Der US-Autokonzern Ford könnte bis zu 24.000 Stellen in Europa streichen. Dies berichtet die britische Zeitung „Sunday Times“ unter Verweis auf die Studie einer Bank. Die Europazentrale in Köln bezeichnet den Bericht zwar als Spekulation, erklärt aber, ein Umbau sei geplant, um eine operative Gewinnmarge von sechs Prozent zu erreichen. Im ersten Halbjahr erreichte Ford in Europa mit 54.000 Mitarbeitern aber nur eine Marge von 0,3 Prozent, im zweiten Quartal wurden rote Zahlen geschrieben. „Wir sind extrem unzufrieden“, erklärt Jim Hackett, Vorstandschef von Ford.

„Die US-Zentrale kann die schlechten Zahlen in Europa nicht weiter hinnehmen“, sagt Automobilexperte Stefan Bratzel von der Fachhochschule Bergisch Gladbach.

Das NRW-Wirtschaftsministerium erklärt, die Lage in der Autoindustrie genau zu verfolgen – zu Ford konkret äußert sich die Behörde aber nicht, während die SPD Dienstags im Landtag konkretes Handeln für Ford in Köln forderte.„Wir müssen die Autoproduktion in NRW langfristig sichern“, sagt SPD-Fraktionschef Thomas Kutschaty, allerdings ohne konkreten Hinweis, wie dies gehen solle.

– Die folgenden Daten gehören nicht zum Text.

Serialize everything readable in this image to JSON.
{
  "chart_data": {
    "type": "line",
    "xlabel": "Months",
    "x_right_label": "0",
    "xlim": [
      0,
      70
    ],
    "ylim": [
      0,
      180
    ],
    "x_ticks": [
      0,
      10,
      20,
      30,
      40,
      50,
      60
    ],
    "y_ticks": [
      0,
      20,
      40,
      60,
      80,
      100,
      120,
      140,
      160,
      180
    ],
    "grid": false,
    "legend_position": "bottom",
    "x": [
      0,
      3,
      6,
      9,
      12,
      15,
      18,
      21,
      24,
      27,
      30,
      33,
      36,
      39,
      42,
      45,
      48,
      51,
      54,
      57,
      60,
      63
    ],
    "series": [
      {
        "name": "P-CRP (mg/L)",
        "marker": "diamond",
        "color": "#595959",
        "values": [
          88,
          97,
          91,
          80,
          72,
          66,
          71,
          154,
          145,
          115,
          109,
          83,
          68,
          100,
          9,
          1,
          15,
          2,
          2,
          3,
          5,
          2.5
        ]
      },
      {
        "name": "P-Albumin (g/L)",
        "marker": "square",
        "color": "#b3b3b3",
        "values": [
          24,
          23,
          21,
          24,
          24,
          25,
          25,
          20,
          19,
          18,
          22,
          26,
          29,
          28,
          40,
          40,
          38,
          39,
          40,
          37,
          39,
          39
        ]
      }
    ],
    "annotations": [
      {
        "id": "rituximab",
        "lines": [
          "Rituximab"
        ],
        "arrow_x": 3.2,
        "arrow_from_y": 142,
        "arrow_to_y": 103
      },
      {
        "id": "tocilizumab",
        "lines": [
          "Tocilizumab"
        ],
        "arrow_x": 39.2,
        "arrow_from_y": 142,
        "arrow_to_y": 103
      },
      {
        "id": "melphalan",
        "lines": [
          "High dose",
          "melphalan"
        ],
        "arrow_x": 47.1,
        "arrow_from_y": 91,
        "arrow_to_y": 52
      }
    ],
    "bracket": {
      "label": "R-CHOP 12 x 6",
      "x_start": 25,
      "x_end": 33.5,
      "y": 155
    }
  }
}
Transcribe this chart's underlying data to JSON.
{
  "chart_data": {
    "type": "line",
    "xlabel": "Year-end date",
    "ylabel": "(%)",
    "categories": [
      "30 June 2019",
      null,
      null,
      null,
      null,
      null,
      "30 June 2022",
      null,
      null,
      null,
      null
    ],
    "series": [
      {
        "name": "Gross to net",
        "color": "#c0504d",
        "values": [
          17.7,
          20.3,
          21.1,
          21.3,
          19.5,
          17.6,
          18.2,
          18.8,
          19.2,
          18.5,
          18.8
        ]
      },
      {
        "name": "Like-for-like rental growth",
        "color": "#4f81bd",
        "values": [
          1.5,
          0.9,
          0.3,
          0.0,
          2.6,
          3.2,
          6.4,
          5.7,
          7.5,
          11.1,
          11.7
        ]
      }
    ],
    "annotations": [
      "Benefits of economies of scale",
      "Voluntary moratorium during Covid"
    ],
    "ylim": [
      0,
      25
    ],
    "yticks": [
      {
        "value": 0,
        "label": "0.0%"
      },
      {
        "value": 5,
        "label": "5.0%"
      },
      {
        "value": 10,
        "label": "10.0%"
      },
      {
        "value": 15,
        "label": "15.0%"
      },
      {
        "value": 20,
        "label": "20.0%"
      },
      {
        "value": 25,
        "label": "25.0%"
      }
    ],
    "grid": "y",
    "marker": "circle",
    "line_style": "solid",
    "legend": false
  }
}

„Ford steht mit dem Rücken zur Wand“, so der Wirtschaftsprofessor Ferdinand Dudenhöffer. Er meint, dem US-Konzern fehle in Europa mit 1,044 Millionen verkauften Wagen die kritische Masse, um gegen den Giganten Volkswagen mit mehr als 3,7 Millionen verkauften Autos in Europa, um gegen Renault-Dacia (1,6 Millionen) oder auch den neuen Riesen Peugeot-Citroen-Opel (2,5 Millionen) standzuhalten.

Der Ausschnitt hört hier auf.